Thereby increased density of bone may represent

  • Zones of hypertrophic living bone
  • Necrotic bone with reactive bone about it
  • Simply necrotic bone

In situations where there is increased circulation, bone responds by hypertrophy and increase in length. Increase in length of lower limb with an arterio-venous aneurysm is an example.

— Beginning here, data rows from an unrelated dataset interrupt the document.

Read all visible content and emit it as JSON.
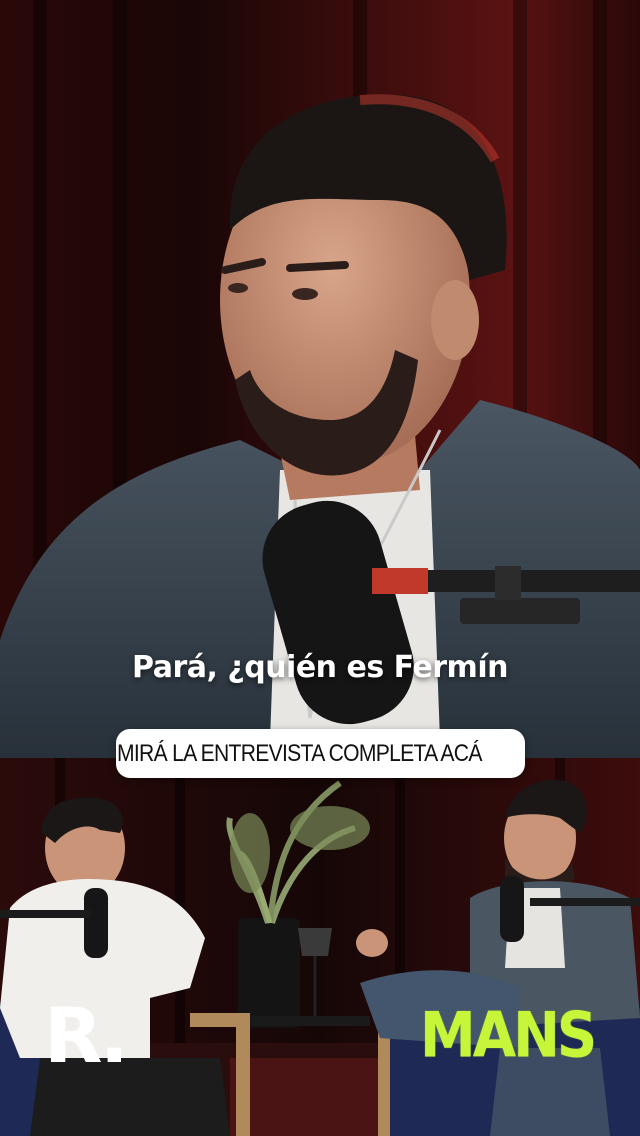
{
  "subtitle": "Pará, ¿quién es Fermín",
  "cta": {
    "label": "MIRÁ LA ENTREVISTA COMPLETA ACÁ",
    "icon": "link-icon"
  },
  "brands": {
    "left_logo": "R.",
    "right_logo": "MANS",
    "right_logo_color": "#c6f53a"
  },
  "colors": {
    "curtain": "#3a0d0d",
    "background": "#0e0a0a"
  }
}
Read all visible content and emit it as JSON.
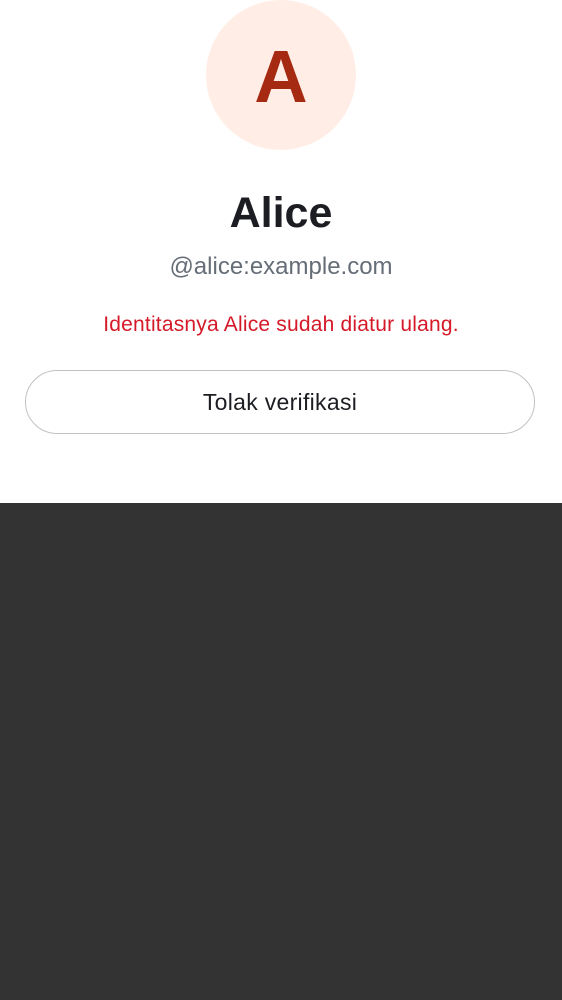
{
  "profile": {
    "avatar_initial": "A",
    "display_name": "Alice",
    "user_id": "@alice:example.com",
    "reset_notice": "Identitasnya Alice sudah diatur ulang."
  },
  "actions": {
    "decline_label": "Tolak verifikasi"
  },
  "colors": {
    "avatar_background": "#ffede6",
    "avatar_letter": "#a62a12",
    "warning_text": "#d51928",
    "backdrop": "#333333"
  }
}
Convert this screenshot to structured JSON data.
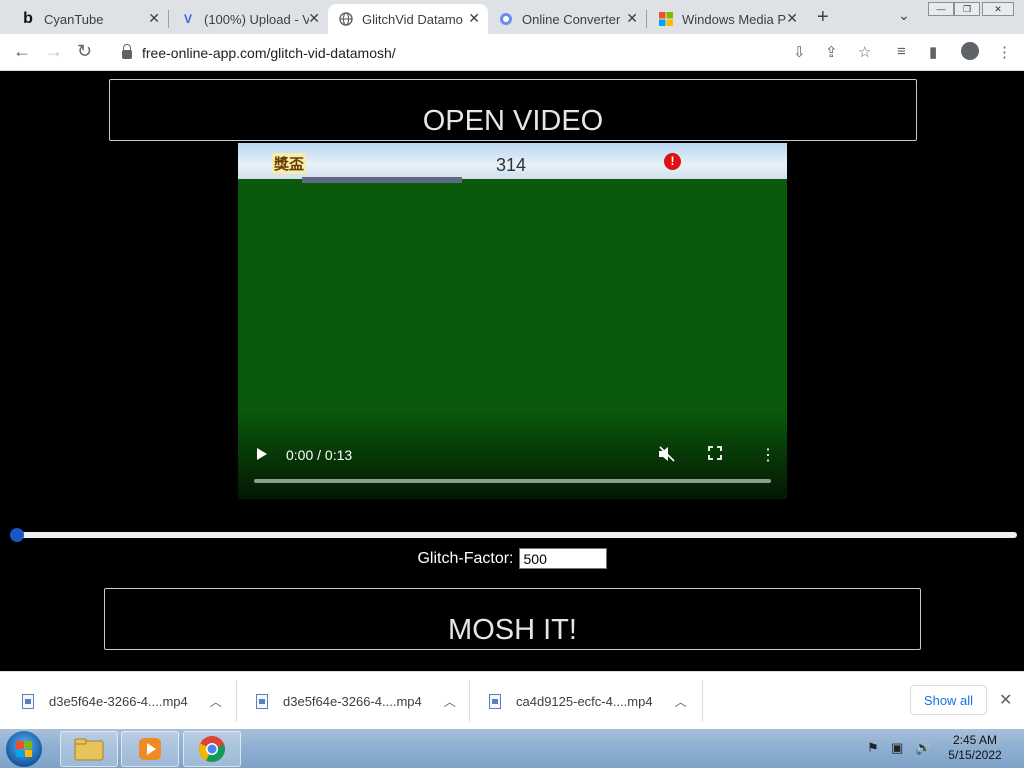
{
  "browser": {
    "tabs": [
      {
        "label": "CyanTube",
        "icon": "b",
        "active": false
      },
      {
        "label": "(100%) Upload - V",
        "icon": "V",
        "active": false
      },
      {
        "label": "GlitchVid Datamo",
        "icon": "globe",
        "active": true
      },
      {
        "label": "Online Converter",
        "icon": "converter",
        "active": false
      },
      {
        "label": "Windows Media P",
        "icon": "windows",
        "active": false
      }
    ],
    "url": "free-online-app.com/glitch-vid-datamosh/"
  },
  "page": {
    "open_video_label": "OPEN VIDEO",
    "video": {
      "time": "0:00 / 0:13",
      "overlay_text_cn": "獎盃",
      "overlay_text_num": "314",
      "alert_mark": "!"
    },
    "glitch_factor_label": "Glitch-Factor:",
    "glitch_factor_value": "500",
    "mosh_label": "MOSH IT!"
  },
  "downloads": {
    "items": [
      {
        "name": "d3e5f64e-3266-4....mp4"
      },
      {
        "name": "d3e5f64e-3266-4....mp4"
      },
      {
        "name": "ca4d9125-ecfc-4....mp4"
      }
    ],
    "show_all_label": "Show all"
  },
  "taskbar": {
    "time": "2:45 AM",
    "date": "5/15/2022"
  }
}
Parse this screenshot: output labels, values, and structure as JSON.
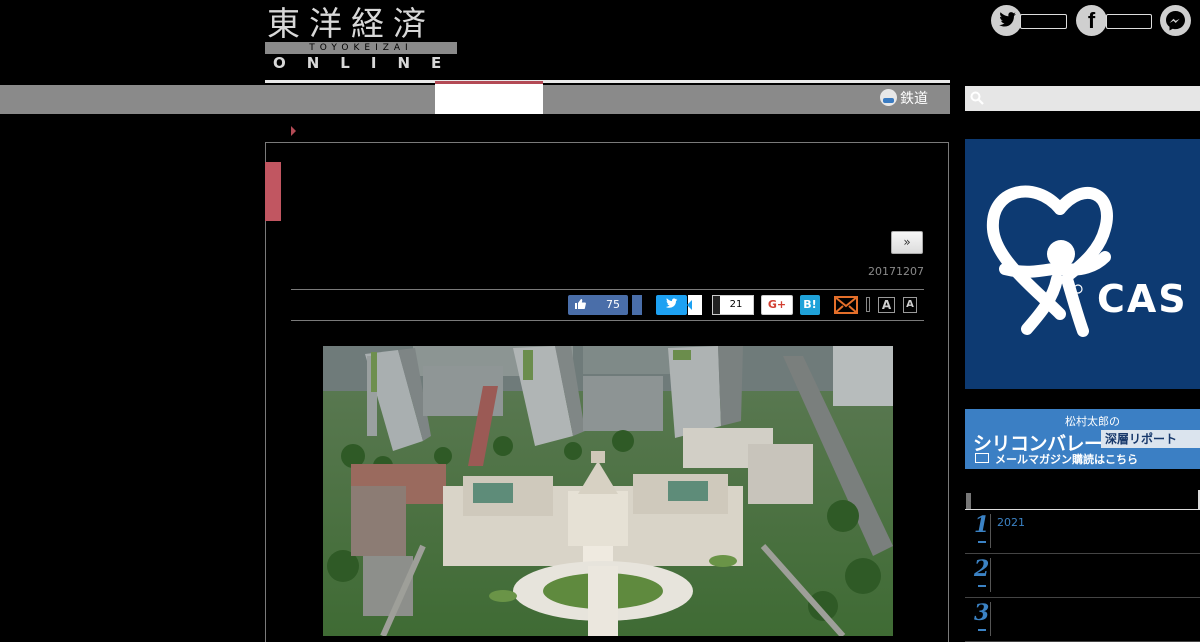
{
  "logo": {
    "kanji": "東洋経済",
    "sub": "TOYOKEIZAI",
    "online": "ONLINE"
  },
  "social": {
    "twitter_icon": "twitter-icon",
    "facebook_icon": "facebook-icon",
    "messenger_icon": "messenger-icon"
  },
  "nav": {
    "rail_label": "鉄道"
  },
  "search": {
    "placeholder": ""
  },
  "article": {
    "more_label": "»",
    "date": "20171207"
  },
  "share": {
    "like_count": "75",
    "pocket_count": "21",
    "gplus_label": "G+",
    "hatena_label": "B!",
    "font_large": "A",
    "font_small": "A"
  },
  "sidebar": {
    "ad1_text": "CAS",
    "ad2": {
      "line1": "松村太郎の",
      "line2": "シリコンバレー",
      "badge": "深層リポート",
      "line4": "メールマガジン購読はこちら"
    },
    "ranking": [
      {
        "rank": "1",
        "text": "2021"
      },
      {
        "rank": "2",
        "text": ""
      },
      {
        "rank": "3",
        "text": ""
      }
    ]
  },
  "colors": {
    "accent": "#b34a55",
    "facebook_blue": "#4a6ea9",
    "twitter_blue": "#1da1f2",
    "hatena_blue": "#1fa2d9",
    "ad_navy": "#0d3a72",
    "rank_blue": "#3b82c4"
  }
}
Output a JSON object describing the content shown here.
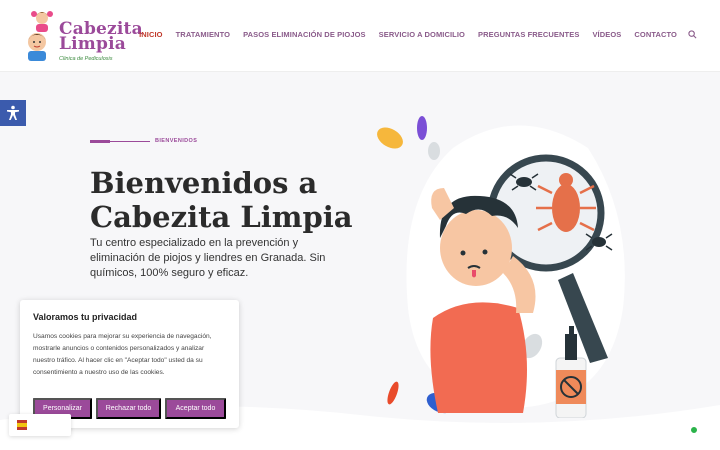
{
  "header": {
    "logo": {
      "title_line1": "Cabezita",
      "title_line2": "Limpia",
      "subtitle": "Clinica de Pediculosis"
    },
    "nav": [
      {
        "label": "INICIO",
        "active": true
      },
      {
        "label": "TRATAMIENTO"
      },
      {
        "label": "PASOS ELIMINACIÓN DE PIOJOS"
      },
      {
        "label": "SERVICIO A DOMICILIO"
      },
      {
        "label": "PREGUNTAS FRECUENTES"
      },
      {
        "label": "VÍDEOS"
      },
      {
        "label": "CONTACTO"
      }
    ],
    "search_icon": "search-icon"
  },
  "accessibility": {
    "icon": "accessibility-icon"
  },
  "hero": {
    "eyebrow": "BIENVENIDOS",
    "title_line1": "Bienvenidos a",
    "title_line2": "Cabezita Limpia",
    "description": "Tu centro especializado en la prevención y eliminación de piojos y liendres en Granada. Sin químicos, 100% seguro y eficaz."
  },
  "cookie": {
    "title": "Valoramos tu privacidad",
    "text": "Usamos cookies para mejorar su experiencia de navegación, mostrarle anuncios o contenidos personalizados y analizar nuestro tráfico. Al hacer clic en \"Aceptar todo\" usted da su consentimiento a nuestro uso de las cookies.",
    "buttons": {
      "customize": "Personalizar",
      "reject": "Rechazar todo",
      "accept": "Aceptar todo"
    }
  },
  "colors": {
    "brand": "#9b4a9a",
    "active_nav": "#c0392b",
    "accessibility": "#3b5bad",
    "status_badge": "#2bb34a"
  }
}
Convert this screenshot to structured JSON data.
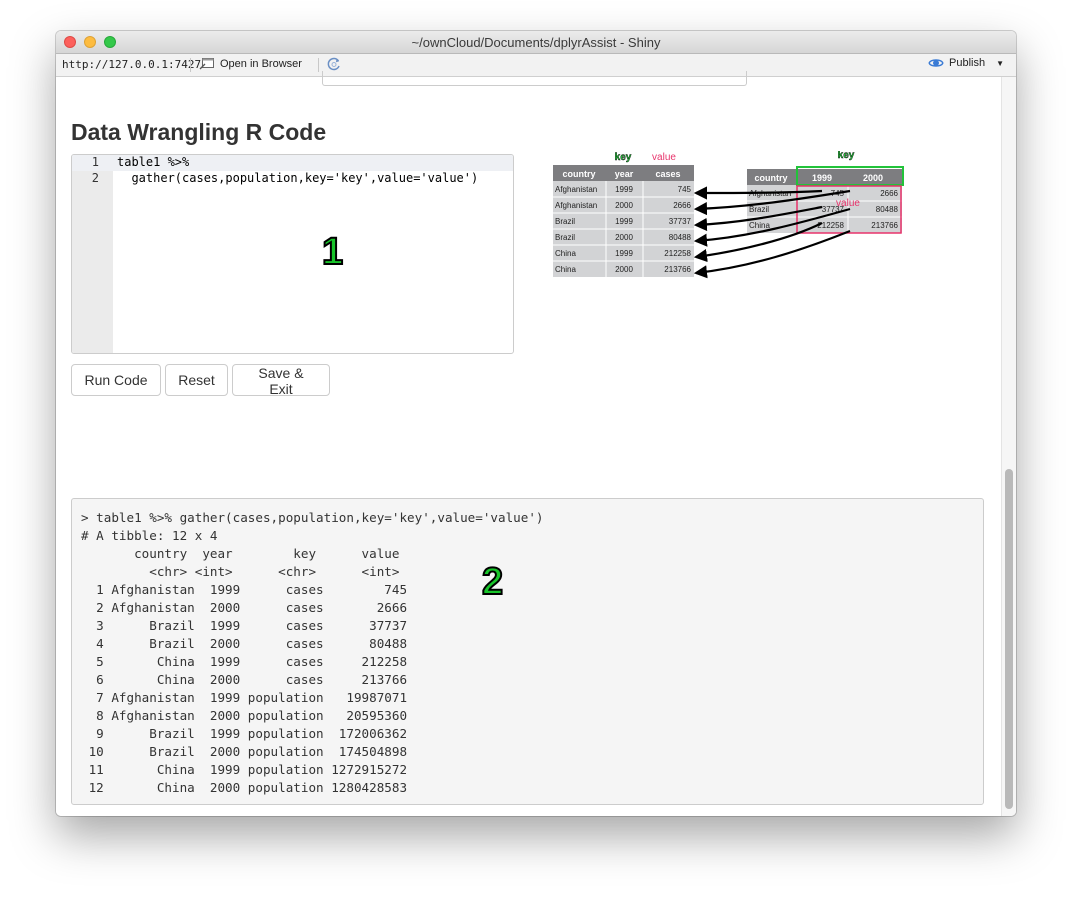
{
  "window": {
    "title": "~/ownCloud/Documents/dplyrAssist - Shiny"
  },
  "toolbar": {
    "url": "http://127.0.0.1:7427",
    "open_browser": "Open in Browser",
    "publish": "Publish"
  },
  "main": {
    "heading": "Data Wrangling R Code",
    "annotation1": "1",
    "annotation2": "2"
  },
  "editor": {
    "lines": [
      {
        "num": "1",
        "text": "table1 %>%"
      },
      {
        "num": "2",
        "text": "  gather(cases,population,key='key',value='value')"
      }
    ]
  },
  "buttons": {
    "run": "Run Code",
    "reset": "Reset",
    "save_exit": "Save & Exit"
  },
  "output": {
    "text": "> table1 %>% gather(cases,population,key='key',value='value')\n# A tibble: 12 x 4\n       country  year        key      value\n         <chr> <int>      <chr>      <int>\n  1 Afghanistan  1999      cases        745\n  2 Afghanistan  2000      cases       2666\n  3      Brazil  1999      cases      37737\n  4      Brazil  2000      cases      80488\n  5       China  1999      cases     212258\n  6       China  2000      cases     213766\n  7 Afghanistan  1999 population   19987071\n  8 Afghanistan  2000 population   20595360\n  9      Brazil  1999 population  172006362\n 10      Brazil  2000 population  174504898\n 11       China  1999 population 1272915272\n 12       China  2000 population 1280428583"
  },
  "diagram": {
    "left_key_label": "key",
    "left_value_label": "value",
    "left_headers": [
      "country",
      "year",
      "cases"
    ],
    "left_rows": [
      [
        "Afghanistan",
        "1999",
        "745"
      ],
      [
        "Afghanistan",
        "2000",
        "2666"
      ],
      [
        "Brazil",
        "1999",
        "37737"
      ],
      [
        "Brazil",
        "2000",
        "80488"
      ],
      [
        "China",
        "1999",
        "212258"
      ],
      [
        "China",
        "2000",
        "213766"
      ]
    ],
    "right_key_label": "key",
    "right_value_label": "value",
    "right_headers": [
      "country",
      "1999",
      "2000"
    ],
    "right_rows": [
      [
        "Afghanistan",
        "745",
        "2666"
      ],
      [
        "Brazil",
        "37737",
        "80488"
      ],
      [
        "China",
        "212258",
        "213766"
      ]
    ],
    "colors": {
      "key": "#22c33a",
      "value": "#e8336b",
      "header": "#7d7d80",
      "cell": "#d2d3d5"
    }
  }
}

Circulatory disturbances in specific regions of the long bones:

  1. Legg–Calve–Perthes Disease: Circulatory disturbance to the capital femoral epiphysis plays an important role in the pathogenesis of the disease.
  2. Physeal Trauma: Epiphyseal vessels are responsible for nourishing the reproductive cells of the physis. Interruption of these vessels results in irreparable damage to the growth plate. Metaphyseal vessels supply calcium and Vitamin D via serum and phosphates via erythrocytes, aiding in the calcification of the matrix, removal of degenerate cells, and deposition of lamellar bone. The metaphyseal vessels are of no nutritional significance to proliferating chondrocytes of the physis.


  1. Haematogenous Osteomyelitis: In children infective foci are known to localize in the metaphysis within two hours following intravenous inoculation. This is explained by the nature of blood supply to this region. The last ramifications of the intramedullary nutrient artery to the metaphysic turn down in sharp loops and empty into a system of large sinusoidal veins where the rate of blood flow is decreased. This creates an ideal medium for the bacteria to settle down and proliferate. In the adult there is a free anastomosis between the metaphyseal and epiphyseal arteries and thereby osteomyelitis, when it does occur may appear anywhere. In infants a few vessels do cross the physis. At eight months the physeal cartilage becomes a barrier that becomes definitively established by 18 months. Therefore in infants osteomyelitis can lead to septic arthritis.
  2. Metastasis: Metastatic deposits are more common in the axial skeleton than the appendicular skeleton. However when they occur they are known to deposit in the region of the metaphysis. This is attributed to the fact that the metaphyseal circulation is richer compared to epiphyseal or diaphyseal circulation.


  1. Intramedullary Reaming: Cortical reaming and nail insertion injures the medullary vascular system resulting in avascularity of significant portions of the cortex. Medullary reaming disturbs the intracortical transport mechanism by altering the high intramedullary pressure required for venous drainage into the periosteal veins and the pulsating intramedullary pressure necessary for nourishment of osteocytes. Research has shown that there is more rapid revascularization with nails placed without preparatory reaming compared with nails placed after reaming. Hence there is a shift of interest to interlocking nailing systems that do not require reaming.
  2. Fracture Healing: Periosteal circulation plays a very important role in healing of fractures. Soft tissue stripping thereby, while performing an internal fixation of a fractured bone must be kept to a minimum to encourage the participation of periosteum and its circulation in fracture healing.